Boli Bana
Loin d’être réductible à un certain nombre de noms-phare et de longs-métrages de fiction, le cinéma belge est un lieu de création « dispersé, dissipé, qui ne doute de rien mais ose tout » selon les mots du critique et historien du cinéma Patrick Leboutte. Cette singularité trouve notamment ses origines dans ce que le producteur Jean-Claude Batz a un jour rêvé et mis en place : « de petites communautés naturelles et autonomes mues par un projet commun, rassemblées par des affinités électives, organisées en structure légères, appuyées sur des infrastructures de production et de diffusion soutenues par l’aide publique, des communautés artisanales ouvertes et accueillantes au monde extérieur, dont la taille, petite, assurerait la vitalité, le dynamisme, la souplesse ». En un mot, les ateliers.
Conçu au départ dans un esprit libertaire et associatif post-1968 refusant la dynamique lucrative du cinéma commercial, ce dispositif d’ateliers est vite devenu un terrain indispensable de création, spécifique à la production en Fédération Wallonie-Bruxelles, voire même unique du point de vue européen.
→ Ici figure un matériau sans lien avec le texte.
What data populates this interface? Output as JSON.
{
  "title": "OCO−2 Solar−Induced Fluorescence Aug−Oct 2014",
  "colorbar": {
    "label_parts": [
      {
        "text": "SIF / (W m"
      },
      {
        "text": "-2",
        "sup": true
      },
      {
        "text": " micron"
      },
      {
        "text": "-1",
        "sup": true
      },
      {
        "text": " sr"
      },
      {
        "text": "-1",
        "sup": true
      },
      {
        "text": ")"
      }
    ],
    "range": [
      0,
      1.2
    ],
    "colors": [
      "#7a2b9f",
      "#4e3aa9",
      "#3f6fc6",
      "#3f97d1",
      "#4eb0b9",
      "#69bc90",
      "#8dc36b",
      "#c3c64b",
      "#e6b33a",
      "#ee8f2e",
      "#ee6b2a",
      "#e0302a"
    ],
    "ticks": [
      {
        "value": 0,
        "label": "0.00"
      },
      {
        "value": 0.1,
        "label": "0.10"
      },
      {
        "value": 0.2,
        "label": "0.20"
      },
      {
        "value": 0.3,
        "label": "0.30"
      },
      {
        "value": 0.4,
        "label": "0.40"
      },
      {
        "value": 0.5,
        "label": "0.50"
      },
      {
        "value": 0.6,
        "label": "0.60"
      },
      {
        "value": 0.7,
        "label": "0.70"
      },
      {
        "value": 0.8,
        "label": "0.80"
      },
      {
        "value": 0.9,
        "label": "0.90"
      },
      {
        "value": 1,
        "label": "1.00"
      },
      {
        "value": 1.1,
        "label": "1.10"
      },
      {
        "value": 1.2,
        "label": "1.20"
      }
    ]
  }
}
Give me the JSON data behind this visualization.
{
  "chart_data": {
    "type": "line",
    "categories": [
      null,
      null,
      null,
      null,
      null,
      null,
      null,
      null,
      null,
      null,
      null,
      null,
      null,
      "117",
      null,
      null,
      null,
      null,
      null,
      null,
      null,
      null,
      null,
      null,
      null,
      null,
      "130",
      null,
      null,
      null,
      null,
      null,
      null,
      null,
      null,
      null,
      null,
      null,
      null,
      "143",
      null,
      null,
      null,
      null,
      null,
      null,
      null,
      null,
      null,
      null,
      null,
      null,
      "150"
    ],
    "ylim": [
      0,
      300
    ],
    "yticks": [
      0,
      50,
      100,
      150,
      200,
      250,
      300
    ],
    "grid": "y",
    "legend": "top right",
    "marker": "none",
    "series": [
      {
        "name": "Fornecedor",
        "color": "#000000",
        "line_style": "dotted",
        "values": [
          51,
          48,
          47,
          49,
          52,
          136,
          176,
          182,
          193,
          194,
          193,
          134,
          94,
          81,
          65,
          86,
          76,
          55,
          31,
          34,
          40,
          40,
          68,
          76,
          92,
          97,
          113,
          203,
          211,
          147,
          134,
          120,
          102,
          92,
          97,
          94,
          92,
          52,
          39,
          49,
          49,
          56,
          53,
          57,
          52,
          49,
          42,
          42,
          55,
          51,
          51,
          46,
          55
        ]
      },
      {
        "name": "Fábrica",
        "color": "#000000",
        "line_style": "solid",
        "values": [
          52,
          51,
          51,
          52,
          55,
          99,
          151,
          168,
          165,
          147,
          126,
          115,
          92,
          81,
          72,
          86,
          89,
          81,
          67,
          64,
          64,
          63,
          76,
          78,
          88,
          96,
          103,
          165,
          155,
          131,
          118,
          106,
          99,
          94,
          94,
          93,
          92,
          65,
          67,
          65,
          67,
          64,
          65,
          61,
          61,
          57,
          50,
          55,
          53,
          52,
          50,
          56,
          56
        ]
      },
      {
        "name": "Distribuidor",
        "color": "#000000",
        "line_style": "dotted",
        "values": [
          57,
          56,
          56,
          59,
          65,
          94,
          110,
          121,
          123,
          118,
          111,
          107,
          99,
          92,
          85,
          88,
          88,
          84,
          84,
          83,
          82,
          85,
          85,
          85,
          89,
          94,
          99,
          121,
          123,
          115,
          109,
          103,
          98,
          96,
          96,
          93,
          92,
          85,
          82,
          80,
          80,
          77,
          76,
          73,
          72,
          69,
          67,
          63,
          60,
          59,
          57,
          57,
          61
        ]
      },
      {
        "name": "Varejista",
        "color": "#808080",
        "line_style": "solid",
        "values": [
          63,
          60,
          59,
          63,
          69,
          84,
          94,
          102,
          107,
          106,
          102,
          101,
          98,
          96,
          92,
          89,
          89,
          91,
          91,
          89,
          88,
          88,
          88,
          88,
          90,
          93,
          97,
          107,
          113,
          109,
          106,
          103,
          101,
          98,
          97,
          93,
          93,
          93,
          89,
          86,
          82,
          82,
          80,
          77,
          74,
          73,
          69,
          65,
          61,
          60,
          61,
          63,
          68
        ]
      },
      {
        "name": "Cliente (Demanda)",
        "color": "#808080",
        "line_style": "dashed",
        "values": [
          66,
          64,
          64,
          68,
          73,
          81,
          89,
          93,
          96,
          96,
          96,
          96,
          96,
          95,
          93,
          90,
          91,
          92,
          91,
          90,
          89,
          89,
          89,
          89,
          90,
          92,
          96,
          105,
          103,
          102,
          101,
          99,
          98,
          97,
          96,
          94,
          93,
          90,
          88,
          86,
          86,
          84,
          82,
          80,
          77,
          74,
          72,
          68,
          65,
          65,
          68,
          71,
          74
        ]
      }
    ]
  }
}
Garants d’une diversité filmique essentielle, les 13 ateliers soutenus aujourd’hui par le Centre du Cinéma continuent à s’inscrire dans une tradition qui fait d’eux des espaces de liberté, d’expérimentation et d’innovation cinématographiques.
Leur mission commune - aider le développement, la production et la diffusion des film d’auteurs en Belgique francophone– s’organise selon trois types d’accompagnement : les ateliers créés directement au sein des écoles de cinéma (INSAS, IAD, La Cambre ou A.P.A.C.H), ceux d’accueil (CBA et WIP), chargés de coproduire des projets de films documentaires, et les ateliers de production (AJC !, Camera-etc, CVB, Dérives, Graphoui, Gsara et Zorobabel), ouverts autant aux projets de films du réel, d’animation, expérimentaux que de fiction, chacun affichant une identité propre et forte.
Plus de 40 ans après leur lancement, il est temps de mesurer l’importance des ateliers dans le paysage audiovisuel belge en revisitant leurs histoires de production, et de (re)découvrir les pépites dont ils ont permis la création. Des films inscrits dans leurs temps, souvent politiques, marqués par des thématiques sociales fortes et une joyeuse audace cinématographique. S’il est une ligne de force commune aux ateliers, c’est sûrement cette faculté à être des lieux d’accueil et d’accompagnement pour des auteurs attentifs aux évolutions du monde, sans limitation de formes et d’approches, qui justement font la richesse du cinéma.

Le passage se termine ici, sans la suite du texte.